Picking up from you later note to save time and traffic...


> Am 13.06.2022 um 20:38 schrieb Julian Reschke:
>> Am 12.06.2022 um 22:41 schrieb John C Klensin:
>>> ...
>>>   * a working interpreter for the v2 format
>>>   * a working converter between v2 and v3 that gets very
>>>     nearly everything right and produces clear messages
>>> when     it does not
>>>   * really good documentation about differences to look
>>>     for and what to do about them.  Such documentation
>>> is     different from just supplying two or more
>>>     carefully-written "vocabulary" documents.
>>> ...
>> 
>> I believe the first two if these. If there's something broken
>> with these, it should be treated as regular bug report (where
>> I'd prefer to put the focus on the conversion tool, so that
>> we can stop worrying about v2 documents as soon as possible).
> 
> "I believe the first two are here".

I believe the first two are at least nearly here.   How nearly
depends on the rate at which people are having problems and I
have no competent opinion on that: I have not been on this list
for very long (and will probably drop off later this week) and
have not reviewed the issues list carefully enough to form an
opinion from it.  I do not expect bug-compatibility with the
earlier v2 version (and would consider such an expectation
fairly silly).  So (to use my problem report as an example), if
an author does something careless or worse in a source document
like having a "day" argument to a <date> element have a
non-numeric value or a numeric one in three or four digits, and
the v2 processors ignores it but the conversion tool rejects it,
I don't think that is a big deal as long as people are willing
to help.  I would, however, prefer a more obvious error message.
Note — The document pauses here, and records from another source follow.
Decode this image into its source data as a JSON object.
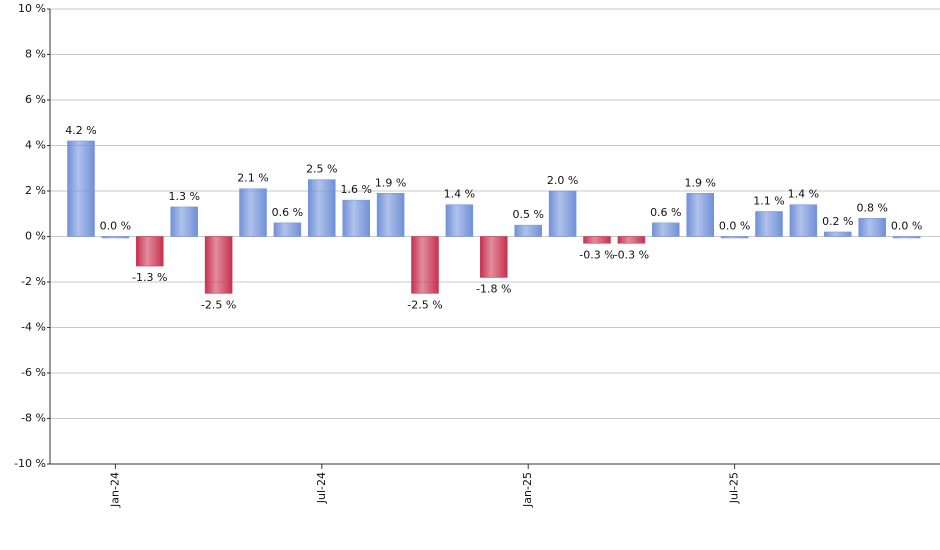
{
  "chart_data": {
    "type": "bar",
    "categories": [
      null,
      "Jan-24",
      null,
      null,
      null,
      null,
      null,
      "Jul-24",
      null,
      null,
      null,
      null,
      null,
      "Jan-25",
      null,
      null,
      null,
      null,
      null,
      "Jul-25",
      null,
      null,
      null,
      null,
      null
    ],
    "values": [
      4.2,
      0.0,
      -1.3,
      1.3,
      -2.5,
      2.1,
      0.6,
      2.5,
      1.6,
      1.9,
      -2.5,
      1.4,
      -1.8,
      0.5,
      2.0,
      -0.3,
      -0.3,
      0.6,
      1.9,
      0.0,
      1.1,
      1.4,
      0.2,
      0.8,
      0.0
    ],
    "value_labels": [
      "4.2 %",
      "0.0 %",
      "-1.3 %",
      "1.3 %",
      "-2.5 %",
      "2.1 %",
      "0.6 %",
      "2.5 %",
      "1.6 %",
      "1.9 %",
      "-2.5 %",
      "1.4 %",
      "-1.8 %",
      "0.5 %",
      "2.0 %",
      "-0.3 %",
      "-0.3 %",
      "0.6 %",
      "1.9 %",
      "0.0 %",
      "1.1 %",
      "1.4 %",
      "0.2 %",
      "0.8 %",
      "0.0 %"
    ],
    "positive_color": "#7090d8",
    "negative_color": "#c8304f",
    "ylim": [
      -10,
      10
    ],
    "yticks": [
      {
        "value": -10,
        "label": "-10 %"
      },
      {
        "value": -8,
        "label": "-8 %"
      },
      {
        "value": -6,
        "label": "-6 %"
      },
      {
        "value": -4,
        "label": "-4 %"
      },
      {
        "value": -2,
        "label": "-2 %"
      },
      {
        "value": 0,
        "label": "0 %"
      },
      {
        "value": 2,
        "label": "2 %"
      },
      {
        "value": 4,
        "label": "4 %"
      },
      {
        "value": 6,
        "label": "6 %"
      },
      {
        "value": 8,
        "label": "8 %"
      },
      {
        "value": 10,
        "label": "10 %"
      }
    ],
    "grid": true
  }
}
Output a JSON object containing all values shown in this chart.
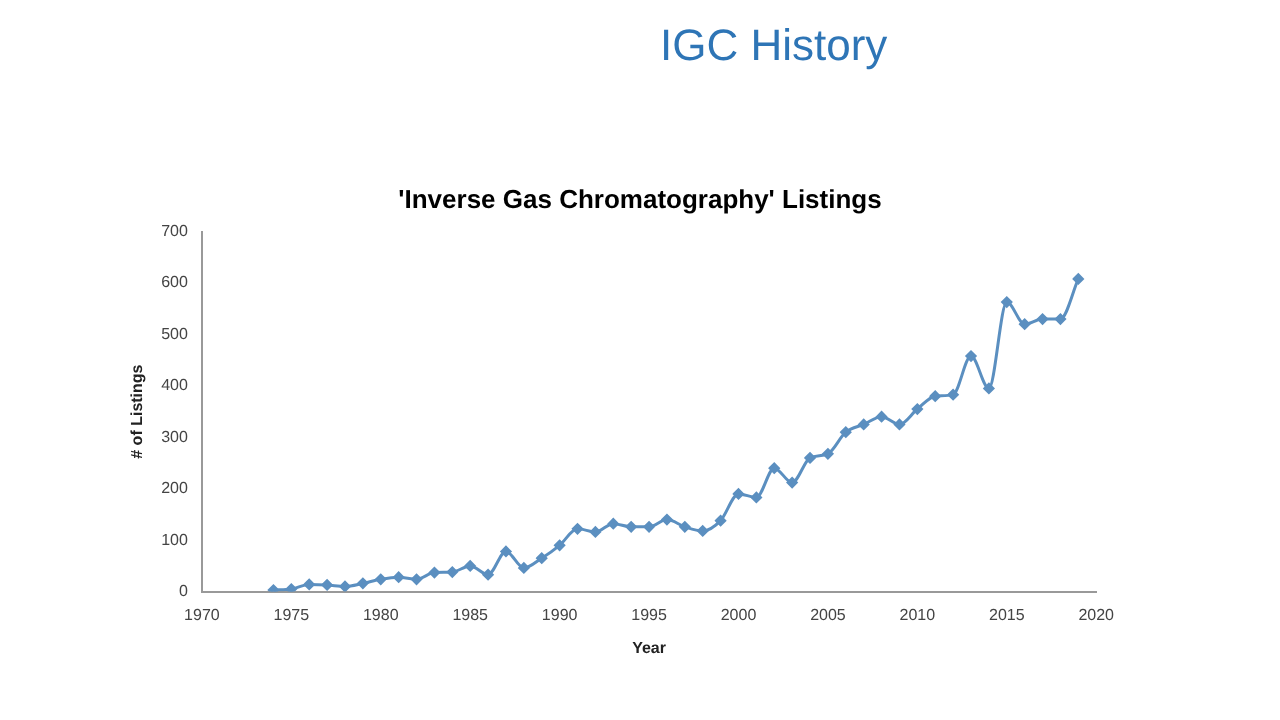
{
  "chart_data": {
    "type": "line",
    "title": "IGC History",
    "subtitle": "'Inverse Gas Chromatography' Listings",
    "xlabel": "Year",
    "ylabel": "# of Listings",
    "x": [
      1974,
      1975,
      1976,
      1977,
      1978,
      1979,
      1980,
      1981,
      1982,
      1983,
      1984,
      1985,
      1986,
      1987,
      1988,
      1989,
      1990,
      1991,
      1992,
      1993,
      1994,
      1995,
      1996,
      1997,
      1998,
      1999,
      2000,
      2001,
      2002,
      2003,
      2004,
      2005,
      2006,
      2007,
      2008,
      2009,
      2010,
      2011,
      2012,
      2013,
      2014,
      2015,
      2016,
      2017,
      2018,
      2019
    ],
    "series": [
      {
        "color": "#5b8fc0",
        "values": [
          3,
          5,
          14,
          13,
          10,
          16,
          24,
          28,
          24,
          37,
          38,
          50,
          33,
          78,
          46,
          65,
          90,
          122,
          116,
          132,
          126,
          126,
          140,
          126,
          118,
          138,
          190,
          183,
          240,
          212,
          260,
          268,
          310,
          325,
          340,
          325,
          355,
          380,
          383,
          458,
          395,
          563,
          520,
          530,
          530,
          608
        ]
      }
    ],
    "xlim": [
      1970,
      2020
    ],
    "xticks": [
      1970,
      1975,
      1980,
      1985,
      1990,
      1995,
      2000,
      2005,
      2010,
      2015,
      2020
    ],
    "ylim": [
      0,
      700
    ],
    "yticks": [
      0,
      100,
      200,
      300,
      400,
      500,
      600,
      700
    ],
    "grid": false,
    "legend": false,
    "marker": "diamond",
    "line_style": "solid"
  }
}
And we are in strong agreement that, at this stage, it is better
to concentrate on the converter.  Again using my own report as
an example, I think it would be a waste of scarce resources to
put energy into changing the v2 processor to reject that
impossible construction rather than continuing to ignore the
argument with the invalid value.

Again, many thanks.
   john

p.s.  For the avoidance of doubt given the recent discussion on
the IETF list, comments about competence, confusion, ignorance,
carelessness, etc., above are strictly about my own feeling and
mistakes.  While I believe it would be inappropriate to apply
such terms to others, I believe it is still ok for me to hold
those opinions of myself and my errors.